There are also longer term costs associated with chronic homelessness. Those who spend longer periods on the street have a higher likelihood of suffering mental and physical health problems, addictions and disabilities.

Some useful comparisons provided in the report illustrate the higher costs that result from not taking affirmative action. For example, the average monthly cost of housing in facilities and institutions is as follows:

– Hospital bed: $10,900
– Provincial jail: $4,333
– Shelter bed: $1,932
- Rent supplements: $701
– Social Housing: $199
Also worth noting is a report conducted by the Centre for Applied Research in Mental Health and Addiction. The 2008 study, Housing and Support for Adults with Severe Addictions and/or Mental Illness, estimates B.C. taxpayers yearly contribution to homelessness is $644.3 million.
A 2001 study conducted by the B.C. government's Ministry of Community, Aboriginal and Women's Services found that:
- It cost the BC government 33% more to provide health care, criminal justice and social services to a homeless person than to a socially housed unemployed individual ($24,000 a year, compared to $18,000 a year). 
- The combined service and shelter costs of housing a homeless people ranged from $30,000 to $40,000 on average for one year (including the cost of staying in a homeless shelter). In contrast, the combined costs of service and housing for housed individuals ranged from $22,000 to $28,000 per person per year if they stayed in supportive housing. 
- The cost for providing social services for a homeless person was $7,893 a year.
- The health care costs of homeless person averaged $4,714 a year. An average Canadian citizen uses $2,633 per year in publicly financed health care services. 
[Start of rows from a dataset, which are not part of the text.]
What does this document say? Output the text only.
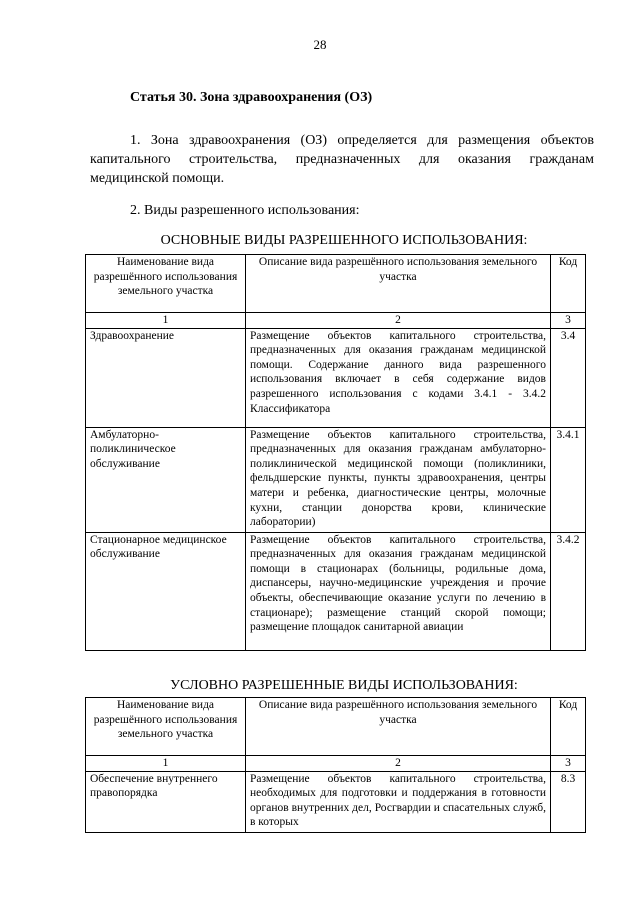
28
Статья 30. Зона здравоохранения (ОЗ)
1. Зона здравоохранения (ОЗ) определяется для размещения объектов капитального строительства, предназначенных для оказания гражданам медицинской помощи.
2. Виды разрешенного использования:
ОСНОВНЫЕ ВИДЫ РАЗРЕШЕННОГО ИСПОЛЬЗОВАНИЯ:
Наименование вида разрешённого использования земельного участка	Описание вида разрешённого использования земельного участка	Код
1	2	3
Здравоохранение	Размещение объектов капитального строительства, предназначенных для оказания гражданам медицинской помощи. Содержание данного вида разрешенного использования включает в себя содержание видов разрешенного использования с кодами 3.4.1 - 3.4.2 Классификатора	3.4
Амбулаторно-поликлиническое обслуживание	Размещение объектов капитального строительства, предназначенных для оказания гражданам амбулаторно-поликлинической медицинской помощи (поликлиники, фельдшерские пункты, пункты здравоохранения, центры матери и ребенка, диагностические центры, молочные кухни, станции донорства крови, клинические лаборатории)	3.4.1
Стационарное медицинское обслуживание	Размещение объектов капитального строительства, предназначенных для оказания гражданам медицинской помощи в стационарах (больницы, родильные дома, диспансеры, научно-медицинские учреждения и прочие объекты, обеспечивающие оказание услуги по лечению в стационаре); размещение станций скорой помощи; размещение площадок санитарной авиации	3.4.2
УСЛОВНО РАЗРЕШЕННЫЕ ВИДЫ ИСПОЛЬЗОВАНИЯ:
Наименование вида разрешённого использования земельного участка	Описание вида разрешённого использования земельного участка	Код
1	2	3
Обеспечение внутреннего правопорядка	Размещение объектов капитального строительства, необходимых для подготовки и поддержания в готовности органов внутренних дел, Росгвардии и спасательных служб, в которых	8.3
Well being of society affected by homelessness

Society also pays for homelessness in a less tangible way. Homelessness can be described as an extreme form of social exclusion and an indicator of social injustice. Homeless individuals are excluded because they are prevented or limited in their ability to participate in social, economic, political and cultural aspects of society. This places these individuals at a disadvantage in terms of life chances. Not only is homelessness wasteful and costly, it creates a lack of social cohesion.